SAN FRANCISCO CHRONICLE

WEEKEND PREVIEW, Friday, September 24, 1999

Peninsula Kids Can Go Organic With Hands-on Program
by Carolyne Zinko
Chronicle Staff Writer

Laurel Miller teaches children, but you won’t find her lessons in traditional textbooks this fall.

Berkeley-based Miller is spicing up Peninsula kids’ studies with classes in cooking and organic farming for children ages 8 and up at John Bentley’s restaurant (2991 Woodside Road, Woodside; 650-851-4988).

Kids spend time in the kitchen and outdoors, with field trips to organic farms, dairies and farmers’ markets to help kids understand how food gets from the ground to the grocer.

Kids experiment with hand-picked produce and spices like cardamom or a recado, a cooked chili paste from Mexico, to learn about foods of the world as well as nutrition. Nutrition is important in fighting juvenile obesity and malnutrition, Miller said.

Students also learn not to waste food.

"It’s vital we educate children where food comes from. As a nation, people have really lost touch with agriculture," Miller said. "It’s really one of the most important things there is. If we don’t have farms, we don’t have food."

At a recent field trip to Harley Farms in Pescadero, where Sea Stars goat cheese is made, students toured the 130-goat dairy and milked a goat by hand.

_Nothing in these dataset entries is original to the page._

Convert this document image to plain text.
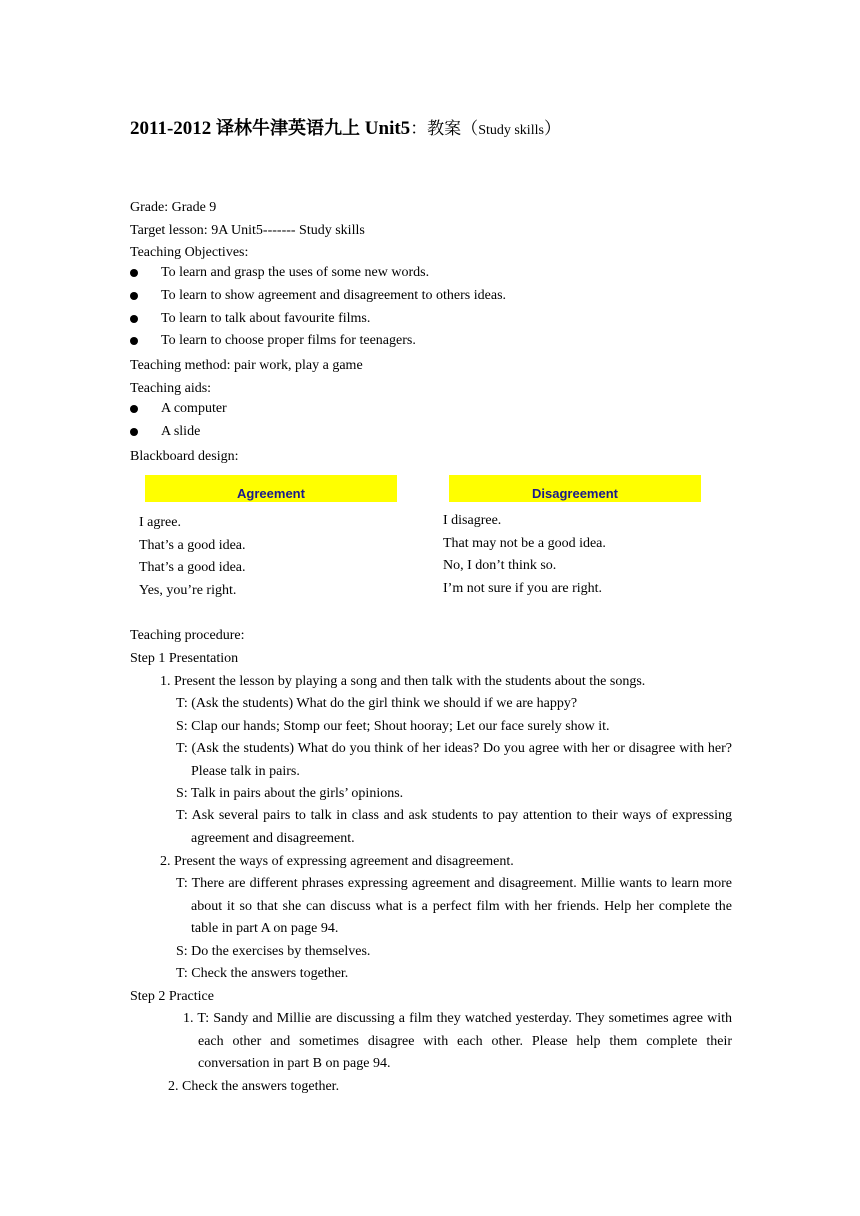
2011-2012 译林牛津英语九上 Unit5：教案（Study skills）
Grade: Grade 9
Target lesson: 9A Unit5------- Study skills
Teaching Objectives:
To learn and grasp the uses of some new words.
To learn to show agreement and disagreement to others ideas.
To learn to talk about favourite films.
To learn to choose proper films for teenagers.
Teaching method: pair work, play a game
Teaching aids:
A computer
A slide
Blackboard design:
Agreement	Disagreement
I agree.
That’s a good idea.
That’s a good idea.
Yes, you’re right.
I disagree.
That may not be a good idea.
No, I don’t think so.
I’m not sure if you are right.
Teaching procedure:
Step 1 Presentation
1. Present the lesson by playing a song and then talk with the students about the songs.
T: (Ask the students) What do the girl think we should if we are happy?
S: Clap our hands; Stomp our feet; Shout hooray; Let our face surely show it.
T: (Ask the students) What do you think of her ideas? Do you agree with her or disagree with her? Please talk in pairs.
S: Talk in pairs about the girls’ opinions.
T: Ask several pairs to talk in class and ask students to pay attention to their ways of expressing agreement and disagreement.
2. Present the ways of expressing agreement and disagreement.
T: There are different phrases expressing agreement and disagreement. Millie wants to learn more about it so that she can discuss what is a perfect film with her friends. Help her complete the table in part A on page 94.
S: Do the exercises by themselves.
T: Check the answers together.
Step 2 Practice
1. T: Sandy and Millie are discussing a film they watched yesterday. They sometimes agree with each other and sometimes disagree with each other. Please help them complete their conversation in part B on page 94.
2. Check the answers together.
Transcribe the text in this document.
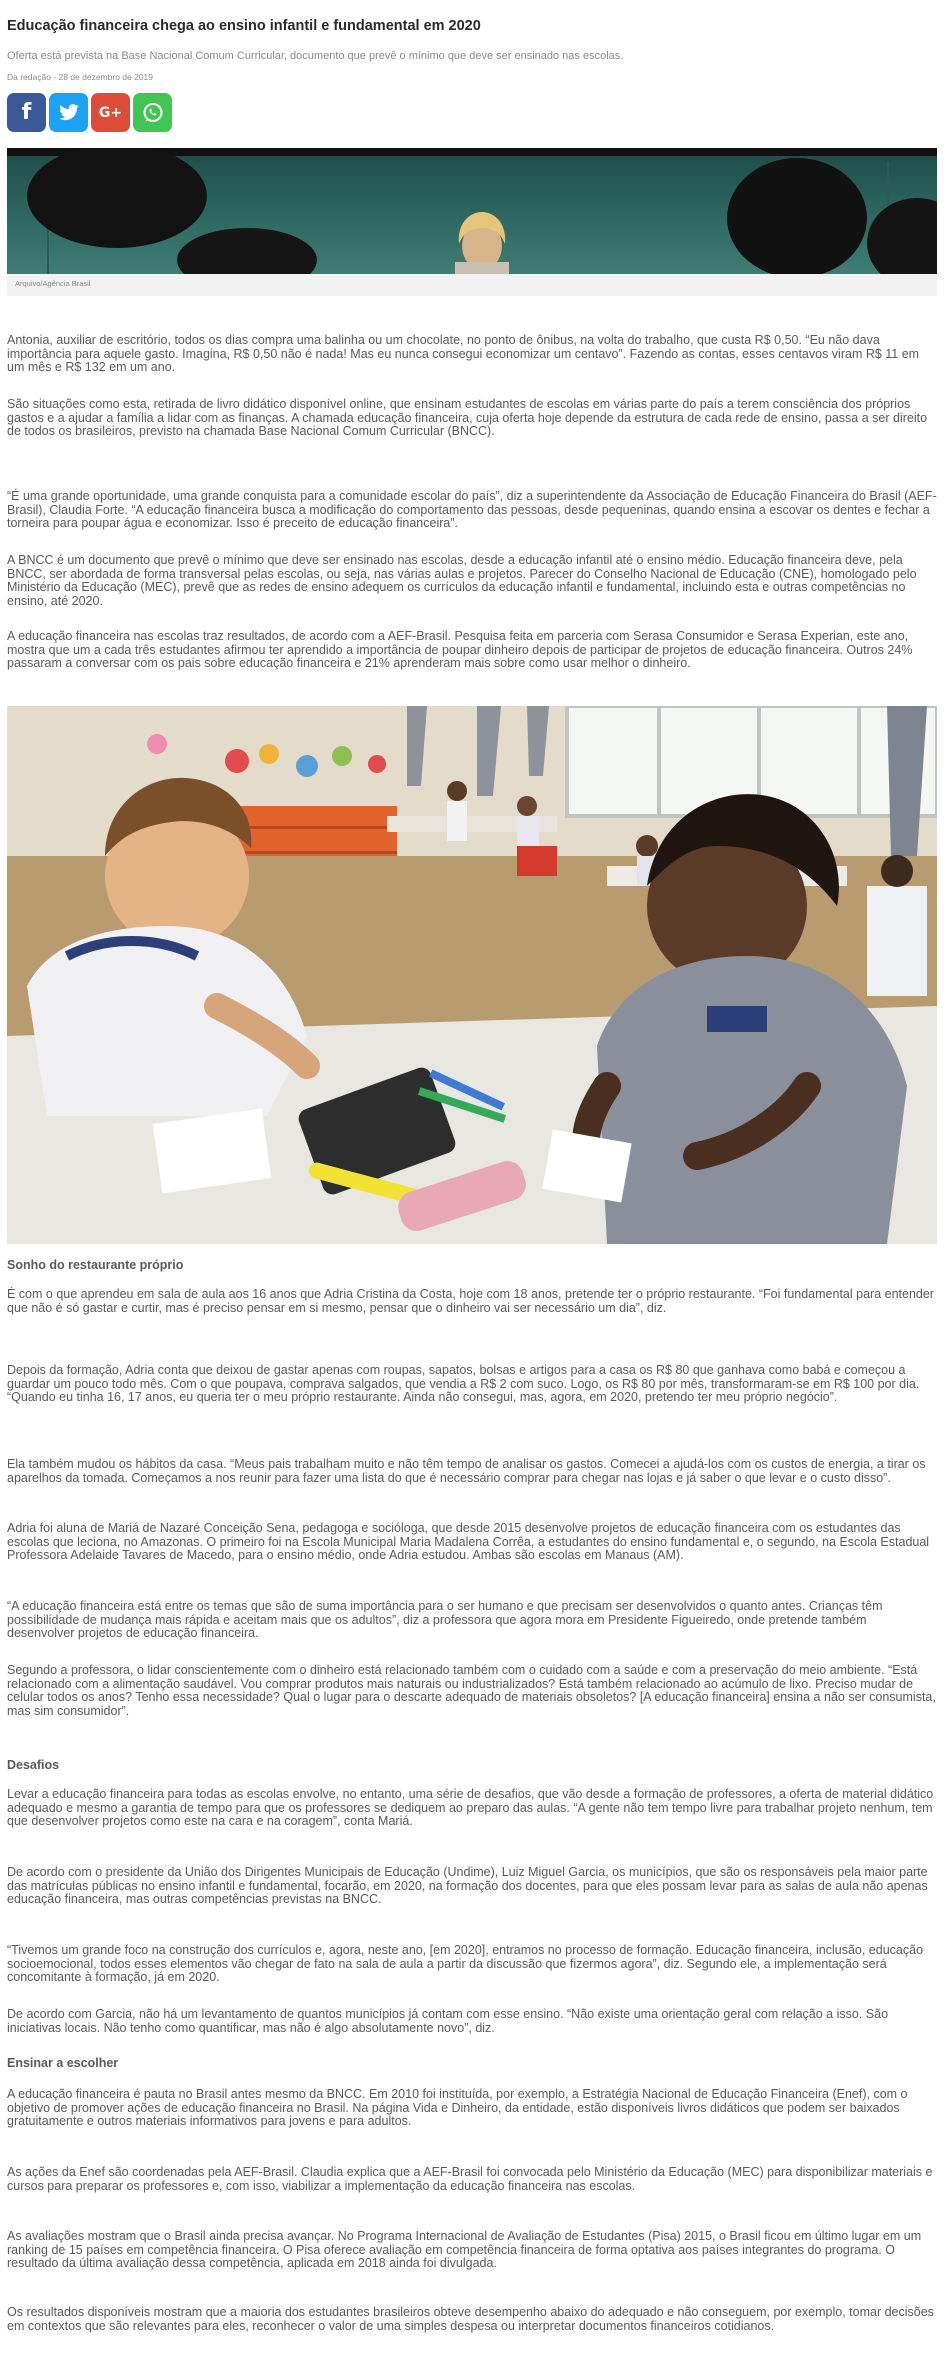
Educação financeira chega ao ensino infantil e fundamental em 2020

Oferta está prevista na Base Nacional Comum Curricular, documento que prevê o mínimo que deve ser ensinado nas escolas.

Da redação - 28 de dezembro de 2019

f	G+
Arquivo/Agência Brasil

Antonia, auxiliar de escritório, todos os dias compra uma balinha ou um chocolate, no ponto de ônibus, na volta do trabalho, que custa R$ 0,50. “Eu não dava importância para aquele gasto. Imagina, R$ 0,50 não é nada! Mas eu nunca consegui economizar um centavo”. Fazendo as contas, esses centavos viram R$ 11 em um mês e R$ 132 em um ano.

São situações como esta, retirada de livro didático disponível online, que ensinam estudantes de escolas em várias parte do país a terem consciência dos próprios gastos e a ajudar a família a lidar com as finanças. A chamada educação financeira, cuja oferta hoje depende da estrutura de cada rede de ensino, passa a ser direito de todos os brasileiros, previsto na chamada Base Nacional Comum Curricular (BNCC).

“É uma grande oportunidade, uma grande conquista para a comunidade escolar do país”, diz a superintendente da Associação de Educação Financeira do Brasil (AEF-Brasil), Claudia Forte. “A educação financeira busca a modificação do comportamento das pessoas, desde pequeninas, quando ensina a escovar os dentes e fechar a torneira para poupar água e economizar. Isso é preceito de educação financeira”.

A BNCC é um documento que prevê o mínimo que deve ser ensinado nas escolas, desde a educação infantil até o ensino médio. Educação financeira deve, pela BNCC, ser abordada de forma transversal pelas escolas, ou seja, nas várias aulas e projetos. Parecer do Conselho Nacional de Educação (CNE), homologado pelo Ministério da Educação (MEC), prevê que as redes de ensino adequem os currículos da educação infantil e fundamental, incluindo esta e outras competências no ensino, até 2020.

A educação financeira nas escolas traz resultados, de acordo com a AEF-Brasil. Pesquisa feita em parceria com Serasa Consumidor e Serasa Experian, este ano, mostra que um a cada três estudantes afirmou ter aprendido a importância de poupar dinheiro depois de participar de projetos de educação financeira. Outros 24% passaram a conversar com os pais sobre educação financeira e 21% aprenderam mais sobre como usar melhor o dinheiro.

Sonho do restaurante próprio

É com o que aprendeu em sala de aula aos 16 anos que Adria Cristina da Costa, hoje com 18 anos, pretende ter o próprio restaurante. “Foi fundamental para entender que não é só gastar e curtir, mas é preciso pensar em si mesmo, pensar que o dinheiro vai ser necessário um dia”, diz.

Depois da formação, Adria conta que deixou de gastar apenas com roupas, sapatos, bolsas e artigos para a casa os R$ 80 que ganhava como babá e começou a guardar um pouco todo mês. Com o que poupava, comprava salgados, que vendia a R$ 2 com suco. Logo, os R$ 80 por mês, transformaram-se em R$ 100 por dia. “Quando eu tinha 16, 17 anos, eu queria ter o meu próprio restaurante. Ainda não consegui, mas, agora, em 2020, pretendo ter meu próprio negócio”.

Ela também mudou os hábitos da casa. “Meus pais trabalham muito e não têm tempo de analisar os gastos. Comecei a ajudá-los com os custos de energia, a tirar os aparelhos da tomada. Começamos a nos reunir para fazer uma lista do que é necessário comprar para chegar nas lojas e já saber o que levar e o custo disso”.

Adria foi aluna de Mariá de Nazaré Conceição Sena, pedagoga e socióloga, que desde 2015 desenvolve projetos de educação financeira com os estudantes das escolas que leciona, no Amazonas. O primeiro foi na Escola Municipal Maria Madalena Corrêa, a estudantes do ensino fundamental e, o segundo, na Escola Estadual Professora Adelaide Tavares de Macedo, para o ensino médio, onde Adria estudou. Ambas são escolas em Manaus (AM).

“A educação financeira está entre os temas que são de suma importância para o ser humano e que precisam ser desenvolvidos o quanto antes. Crianças têm possibilidade de mudança mais rápida e aceitam mais que os adultos”, diz a professora que agora mora em Presidente Figueiredo, onde pretende também desenvolver projetos de educação financeira.

Segundo a professora, o lidar conscientemente com o dinheiro está relacionado também com o cuidado com a saúde e com a preservação do meio ambiente. “Está relacionado com a alimentação saudável. Vou comprar produtos mais naturais ou industrializados? Está também relacionado ao acúmulo de lixo. Preciso mudar de celular todos os anos? Tenho essa necessidade? Qual o lugar para o descarte adequado de materiais obsoletos? [A educação financeira] ensina a não ser consumista, mas sim consumidor”.

Desafios

Levar a educação financeira para todas as escolas envolve, no entanto, uma série de desafios, que vão desde a formação de professores, a oferta de material didático adequado e mesmo a garantia de tempo para que os professores se dediquem ao preparo das aulas. “A gente não tem tempo livre para trabalhar projeto nenhum, tem que desenvolver projetos como este na cara e na coragem”, conta Mariá.

De acordo com o presidente da União dos Dirigentes Municipais de Educação (Undime), Luiz Miguel Garcia, os municípios, que são os responsáveis pela maior parte das matrículas públicas no ensino infantil e fundamental, focarão, em 2020, na formação dos docentes, para que eles possam levar para as salas de aula não apenas educação financeira, mas outras competências previstas na BNCC.

“Tivemos um grande foco na construção dos currículos e, agora, neste ano, [em 2020], entramos no processo de formação. Educação financeira, inclusão, educação socioemocional, todos esses elementos vão chegar de fato na sala de aula a partir da discussão que fizermos agora”, diz. Segundo ele, a implementação será concomitante à formação, já em 2020.

De acordo com Garcia, não há um levantamento de quantos municípios já contam com esse ensino. “Não existe uma orientação geral com relação a isso. São iniciativas locais. Não tenho como quantificar, mas não é algo absolutamente novo”, diz.

Ensinar a escolher

A educação financeira é pauta no Brasil antes mesmo da BNCC. Em 2010 foi instituída, por exemplo, a Estratégia Nacional de Educação Financeira (Enef), com o objetivo de promover ações de educação financeira no Brasil. Na página Vida e Dinheiro, da entidade, estão disponíveis livros didáticos que podem ser baixados gratuitamente e outros materiais informativos para jovens e para adultos.

As ações da Enef são coordenadas pela AEF-Brasil. Claudia explica que a AEF-Brasil foi convocada pelo Ministério da Educação (MEC) para disponibilizar materiais e cursos para preparar os professores e, com isso, viabilizar a implementação da educação financeira nas escolas.

As avaliações mostram que o Brasil ainda precisa avançar. No Programa Internacional de Avaliação de Estudantes (Pisa) 2015, o Brasil ficou em último lugar em um ranking de 15 países em competência financeira. O Pisa oferece avaliação em competência financeira de forma optativa aos países integrantes do programa. O resultado da última avaliação dessa competência, aplicada em 2018 ainda foi divulgada.

Os resultados disponíveis mostram que a maioria dos estudantes brasileiros obteve desempenho abaixo do adequado e não conseguem, por exemplo, tomar decisões em contextos que são relevantes para eles, reconhecer o valor de uma simples despesa ou interpretar documentos financeiros cotidianos.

They made a 3-ounce round of Monet chevre, with edible flowers, and incorporated feta and chevre in roasted beet salad and a fig dessert.

(Harley Farms won first place in the flavored cheese category in the American Cheese Society Competition in Vermont last month, said Dee Harley, owner of the farm. The farms products are available in gourmet grocery stores in the Bay Area.